Wednesday, March 07, 2012

5% of websites have had at least 1 SQL Injection vulnerability without needing to login


During RSA Dave Aitel, CEO of Immunity, asked me a statistics question relating to website security. Dave asked, “What percentage of websites is WhiteHat seeing as vulnerable to SQL Injection — without needing to authenticate?” That last detail is important, especially in the era of mass blast SQL Injection worms and prolific bad-guy-scanner-use searching for victims of opportunity.

I didn’t have the number off the top of my head, would have to look it up in the WhiteHat Sentinel database to be certain, but my first impression was it’s probably around 5%. I thought so was because we’re currently tracking about 14% of all websites having had at least one SQL Injection vulnerability (slide 13). Restricting to non-auth would obviously drag the number down.

To Dave’s surprise, 5% was what he is measuring as well, as was as one other he asked. I asked WhiteHat Security’s resident data scientist, Bill Coffman, to provide the real figures.To first understand our data scope, WhiteHat Sentinel is used to perform continuous vulnerability assessments on thousands of publicly facing websites. 500+ companies in all, large and small, and across industries such as financial services, retail, healthcare, energy, etc. The large majority our vulnerability assessment are conducted in a logged-in state.

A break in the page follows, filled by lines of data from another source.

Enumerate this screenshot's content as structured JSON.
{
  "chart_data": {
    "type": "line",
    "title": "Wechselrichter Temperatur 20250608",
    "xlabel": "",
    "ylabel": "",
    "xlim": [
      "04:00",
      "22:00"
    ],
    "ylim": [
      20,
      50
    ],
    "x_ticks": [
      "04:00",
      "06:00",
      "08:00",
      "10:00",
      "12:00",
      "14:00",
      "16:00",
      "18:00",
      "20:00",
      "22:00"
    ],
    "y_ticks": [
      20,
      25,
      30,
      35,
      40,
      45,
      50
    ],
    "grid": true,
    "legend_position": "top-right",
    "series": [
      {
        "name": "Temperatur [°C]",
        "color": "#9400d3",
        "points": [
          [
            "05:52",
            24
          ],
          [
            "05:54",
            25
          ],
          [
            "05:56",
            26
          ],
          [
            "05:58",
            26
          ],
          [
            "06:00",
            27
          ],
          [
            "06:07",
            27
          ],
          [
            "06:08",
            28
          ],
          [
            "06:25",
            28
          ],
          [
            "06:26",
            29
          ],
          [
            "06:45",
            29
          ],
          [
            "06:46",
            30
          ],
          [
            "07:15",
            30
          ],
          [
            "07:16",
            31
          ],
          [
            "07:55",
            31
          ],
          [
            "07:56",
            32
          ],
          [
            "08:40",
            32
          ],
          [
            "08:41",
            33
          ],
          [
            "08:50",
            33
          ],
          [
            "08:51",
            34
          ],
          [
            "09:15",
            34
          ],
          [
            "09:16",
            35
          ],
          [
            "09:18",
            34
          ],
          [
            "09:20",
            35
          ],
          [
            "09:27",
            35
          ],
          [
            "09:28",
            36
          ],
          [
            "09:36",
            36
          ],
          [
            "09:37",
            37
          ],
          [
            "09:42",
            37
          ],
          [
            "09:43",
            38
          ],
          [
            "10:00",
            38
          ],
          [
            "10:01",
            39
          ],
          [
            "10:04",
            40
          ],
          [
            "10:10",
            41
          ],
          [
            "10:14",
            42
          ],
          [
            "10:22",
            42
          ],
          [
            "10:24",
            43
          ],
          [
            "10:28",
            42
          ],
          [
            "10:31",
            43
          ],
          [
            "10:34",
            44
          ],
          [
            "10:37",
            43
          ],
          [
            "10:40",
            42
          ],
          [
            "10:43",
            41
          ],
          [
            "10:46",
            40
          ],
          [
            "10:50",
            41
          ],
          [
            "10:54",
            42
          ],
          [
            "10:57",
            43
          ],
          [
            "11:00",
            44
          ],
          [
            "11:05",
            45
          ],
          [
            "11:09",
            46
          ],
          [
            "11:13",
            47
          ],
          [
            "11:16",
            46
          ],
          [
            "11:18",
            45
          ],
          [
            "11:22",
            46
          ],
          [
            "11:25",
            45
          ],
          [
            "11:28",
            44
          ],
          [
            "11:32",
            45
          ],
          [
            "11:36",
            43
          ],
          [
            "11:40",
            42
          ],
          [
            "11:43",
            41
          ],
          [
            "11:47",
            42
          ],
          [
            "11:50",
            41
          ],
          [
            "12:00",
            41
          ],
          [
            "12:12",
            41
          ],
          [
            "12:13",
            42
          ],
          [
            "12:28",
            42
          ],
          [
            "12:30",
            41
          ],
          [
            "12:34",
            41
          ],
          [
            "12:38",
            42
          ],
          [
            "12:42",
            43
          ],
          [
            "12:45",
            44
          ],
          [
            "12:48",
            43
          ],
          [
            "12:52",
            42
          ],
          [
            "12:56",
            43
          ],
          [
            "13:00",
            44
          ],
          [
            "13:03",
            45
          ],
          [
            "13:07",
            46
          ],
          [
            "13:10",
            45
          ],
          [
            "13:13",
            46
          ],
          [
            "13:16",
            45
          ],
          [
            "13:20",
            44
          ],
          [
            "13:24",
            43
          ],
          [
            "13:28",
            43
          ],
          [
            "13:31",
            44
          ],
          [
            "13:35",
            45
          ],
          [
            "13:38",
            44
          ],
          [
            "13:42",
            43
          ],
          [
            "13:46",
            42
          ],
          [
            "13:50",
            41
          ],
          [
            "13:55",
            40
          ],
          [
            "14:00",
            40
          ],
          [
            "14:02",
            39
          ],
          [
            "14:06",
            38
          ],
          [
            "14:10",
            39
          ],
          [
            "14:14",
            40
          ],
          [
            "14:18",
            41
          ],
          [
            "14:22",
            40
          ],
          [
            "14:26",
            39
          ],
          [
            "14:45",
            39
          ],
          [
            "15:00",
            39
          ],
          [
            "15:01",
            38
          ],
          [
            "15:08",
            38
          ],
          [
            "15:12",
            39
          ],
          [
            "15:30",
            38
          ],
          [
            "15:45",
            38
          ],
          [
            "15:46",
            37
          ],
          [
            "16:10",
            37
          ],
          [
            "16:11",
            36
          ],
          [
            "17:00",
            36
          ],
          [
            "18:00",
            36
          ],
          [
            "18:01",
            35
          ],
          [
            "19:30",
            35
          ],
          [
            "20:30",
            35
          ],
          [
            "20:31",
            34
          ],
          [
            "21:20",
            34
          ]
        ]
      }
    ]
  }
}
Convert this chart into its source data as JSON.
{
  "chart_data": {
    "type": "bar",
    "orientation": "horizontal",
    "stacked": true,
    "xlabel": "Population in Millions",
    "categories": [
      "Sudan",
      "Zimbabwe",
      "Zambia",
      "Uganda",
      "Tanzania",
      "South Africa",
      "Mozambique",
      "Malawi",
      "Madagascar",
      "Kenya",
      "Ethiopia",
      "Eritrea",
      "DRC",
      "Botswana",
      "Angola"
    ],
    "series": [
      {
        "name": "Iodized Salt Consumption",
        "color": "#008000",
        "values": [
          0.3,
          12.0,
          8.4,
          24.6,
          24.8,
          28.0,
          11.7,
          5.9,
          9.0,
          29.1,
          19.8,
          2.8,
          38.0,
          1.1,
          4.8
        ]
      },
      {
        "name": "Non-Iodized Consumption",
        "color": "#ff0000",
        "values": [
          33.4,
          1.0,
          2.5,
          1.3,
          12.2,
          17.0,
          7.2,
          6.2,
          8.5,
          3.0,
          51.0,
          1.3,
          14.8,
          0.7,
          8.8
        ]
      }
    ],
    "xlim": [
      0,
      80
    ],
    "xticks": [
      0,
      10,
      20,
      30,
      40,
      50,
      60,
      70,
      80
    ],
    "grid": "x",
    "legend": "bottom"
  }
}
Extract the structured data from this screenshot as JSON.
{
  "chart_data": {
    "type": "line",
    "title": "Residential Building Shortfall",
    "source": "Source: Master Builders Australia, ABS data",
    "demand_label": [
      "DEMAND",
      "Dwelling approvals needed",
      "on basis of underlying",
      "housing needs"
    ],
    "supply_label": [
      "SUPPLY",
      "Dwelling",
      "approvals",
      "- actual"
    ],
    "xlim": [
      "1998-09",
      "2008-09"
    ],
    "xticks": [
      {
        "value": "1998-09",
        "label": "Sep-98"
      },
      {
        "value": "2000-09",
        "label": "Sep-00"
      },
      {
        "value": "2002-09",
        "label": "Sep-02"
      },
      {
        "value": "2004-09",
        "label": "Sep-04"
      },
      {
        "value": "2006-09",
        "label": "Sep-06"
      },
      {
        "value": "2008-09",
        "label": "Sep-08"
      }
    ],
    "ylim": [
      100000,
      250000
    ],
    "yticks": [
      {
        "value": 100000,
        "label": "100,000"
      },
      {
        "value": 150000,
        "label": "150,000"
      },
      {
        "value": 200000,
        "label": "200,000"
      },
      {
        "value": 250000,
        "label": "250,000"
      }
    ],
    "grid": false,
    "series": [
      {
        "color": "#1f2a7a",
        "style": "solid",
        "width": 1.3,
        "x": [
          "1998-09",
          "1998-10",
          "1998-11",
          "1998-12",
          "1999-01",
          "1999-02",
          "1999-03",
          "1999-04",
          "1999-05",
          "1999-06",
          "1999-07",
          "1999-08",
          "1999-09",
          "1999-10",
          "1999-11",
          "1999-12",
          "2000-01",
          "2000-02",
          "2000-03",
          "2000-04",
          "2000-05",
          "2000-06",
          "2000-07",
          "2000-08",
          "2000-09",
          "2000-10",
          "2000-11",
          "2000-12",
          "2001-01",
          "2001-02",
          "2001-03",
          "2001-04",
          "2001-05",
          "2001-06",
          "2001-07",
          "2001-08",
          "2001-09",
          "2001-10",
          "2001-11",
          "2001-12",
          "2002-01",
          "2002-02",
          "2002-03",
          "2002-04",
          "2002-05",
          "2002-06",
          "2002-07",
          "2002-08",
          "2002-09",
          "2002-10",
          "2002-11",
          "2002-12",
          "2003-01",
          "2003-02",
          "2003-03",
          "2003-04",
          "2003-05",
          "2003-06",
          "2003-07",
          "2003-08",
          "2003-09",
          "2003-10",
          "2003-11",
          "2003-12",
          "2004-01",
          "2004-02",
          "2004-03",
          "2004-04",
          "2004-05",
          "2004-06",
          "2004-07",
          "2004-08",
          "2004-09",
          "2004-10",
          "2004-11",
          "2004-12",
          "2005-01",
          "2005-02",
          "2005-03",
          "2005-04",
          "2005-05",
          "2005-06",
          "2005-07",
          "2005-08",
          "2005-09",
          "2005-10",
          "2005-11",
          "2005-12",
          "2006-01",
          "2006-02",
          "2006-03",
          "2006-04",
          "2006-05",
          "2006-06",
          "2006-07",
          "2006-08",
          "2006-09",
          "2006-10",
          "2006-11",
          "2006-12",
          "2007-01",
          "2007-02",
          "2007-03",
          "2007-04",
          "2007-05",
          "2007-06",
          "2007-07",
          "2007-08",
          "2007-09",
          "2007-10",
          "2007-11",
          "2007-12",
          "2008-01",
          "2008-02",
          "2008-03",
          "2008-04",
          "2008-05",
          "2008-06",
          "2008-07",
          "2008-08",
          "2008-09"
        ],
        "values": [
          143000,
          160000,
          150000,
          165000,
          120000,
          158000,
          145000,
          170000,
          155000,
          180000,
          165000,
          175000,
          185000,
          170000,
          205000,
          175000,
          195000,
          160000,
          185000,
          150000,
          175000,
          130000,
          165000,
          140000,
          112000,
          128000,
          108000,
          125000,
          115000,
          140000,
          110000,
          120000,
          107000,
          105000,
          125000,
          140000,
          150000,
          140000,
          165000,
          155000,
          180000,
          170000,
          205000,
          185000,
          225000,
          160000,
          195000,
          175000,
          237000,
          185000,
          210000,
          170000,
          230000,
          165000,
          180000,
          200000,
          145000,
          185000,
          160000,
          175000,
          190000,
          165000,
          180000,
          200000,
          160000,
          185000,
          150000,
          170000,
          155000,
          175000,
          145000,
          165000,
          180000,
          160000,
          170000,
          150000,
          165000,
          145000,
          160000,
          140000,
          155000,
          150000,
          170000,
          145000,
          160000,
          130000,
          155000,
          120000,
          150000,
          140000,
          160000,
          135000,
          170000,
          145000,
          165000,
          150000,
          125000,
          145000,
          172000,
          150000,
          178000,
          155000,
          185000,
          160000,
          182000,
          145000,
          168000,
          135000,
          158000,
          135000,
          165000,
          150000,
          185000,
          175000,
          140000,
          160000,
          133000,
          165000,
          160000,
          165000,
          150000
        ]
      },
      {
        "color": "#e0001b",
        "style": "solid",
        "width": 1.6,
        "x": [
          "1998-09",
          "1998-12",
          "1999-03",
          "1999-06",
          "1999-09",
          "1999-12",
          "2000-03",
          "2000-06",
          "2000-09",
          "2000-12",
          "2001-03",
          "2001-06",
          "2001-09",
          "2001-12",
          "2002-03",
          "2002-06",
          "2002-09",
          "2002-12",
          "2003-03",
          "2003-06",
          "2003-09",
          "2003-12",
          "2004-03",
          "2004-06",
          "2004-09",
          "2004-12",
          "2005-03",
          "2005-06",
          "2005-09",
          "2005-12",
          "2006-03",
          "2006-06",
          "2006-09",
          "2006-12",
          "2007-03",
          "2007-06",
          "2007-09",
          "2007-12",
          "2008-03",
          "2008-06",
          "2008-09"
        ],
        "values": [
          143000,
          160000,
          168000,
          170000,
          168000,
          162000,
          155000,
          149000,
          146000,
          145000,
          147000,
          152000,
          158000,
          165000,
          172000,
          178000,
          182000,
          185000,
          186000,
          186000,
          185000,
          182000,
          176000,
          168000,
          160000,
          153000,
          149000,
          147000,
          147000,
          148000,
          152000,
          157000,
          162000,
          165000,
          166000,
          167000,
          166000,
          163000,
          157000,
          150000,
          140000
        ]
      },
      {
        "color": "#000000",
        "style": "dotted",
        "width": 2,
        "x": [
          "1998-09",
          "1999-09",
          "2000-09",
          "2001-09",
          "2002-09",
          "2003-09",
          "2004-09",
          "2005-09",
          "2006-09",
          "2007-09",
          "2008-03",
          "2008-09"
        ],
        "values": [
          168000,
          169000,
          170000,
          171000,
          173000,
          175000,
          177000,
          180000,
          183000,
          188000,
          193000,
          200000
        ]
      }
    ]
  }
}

Fortunately, we offer a service line named Baseline Edition (BE), which does not authenticate. BE is generally for customers who only require a “baseline” level of testing comprehensiveness, usually deployed broadly across their entire website portfolio. So, Bill restricted our data set to only a BE covered websites, which ended up encompassing many hundreds.

Of all BE websites, created under WhiteHat Sentinel before March 2011, yielded 5%. That is, 5% of websites have had at least 1 SQL Injection vulnerability without needing to login!

We restricted the sampling to a year back to ensure the websites had all their scans properly configured and had enough time to complete over a long enough period. Newer sites are not in a stable state to be statistically representative.

There is one potential caveat in the data, which we can’t properly account for that is likely to move the percentage up. Just because an assessment is conducted in a logged-in state does not mean the URL that’s vulnerable to SQL Injection can’t be exploited while NOT logged-in — an authentication / authorization issue, which should up on our statistics report top ten.

So, those are our numbers. If you are in the website vulnerability assessment business, what are yours?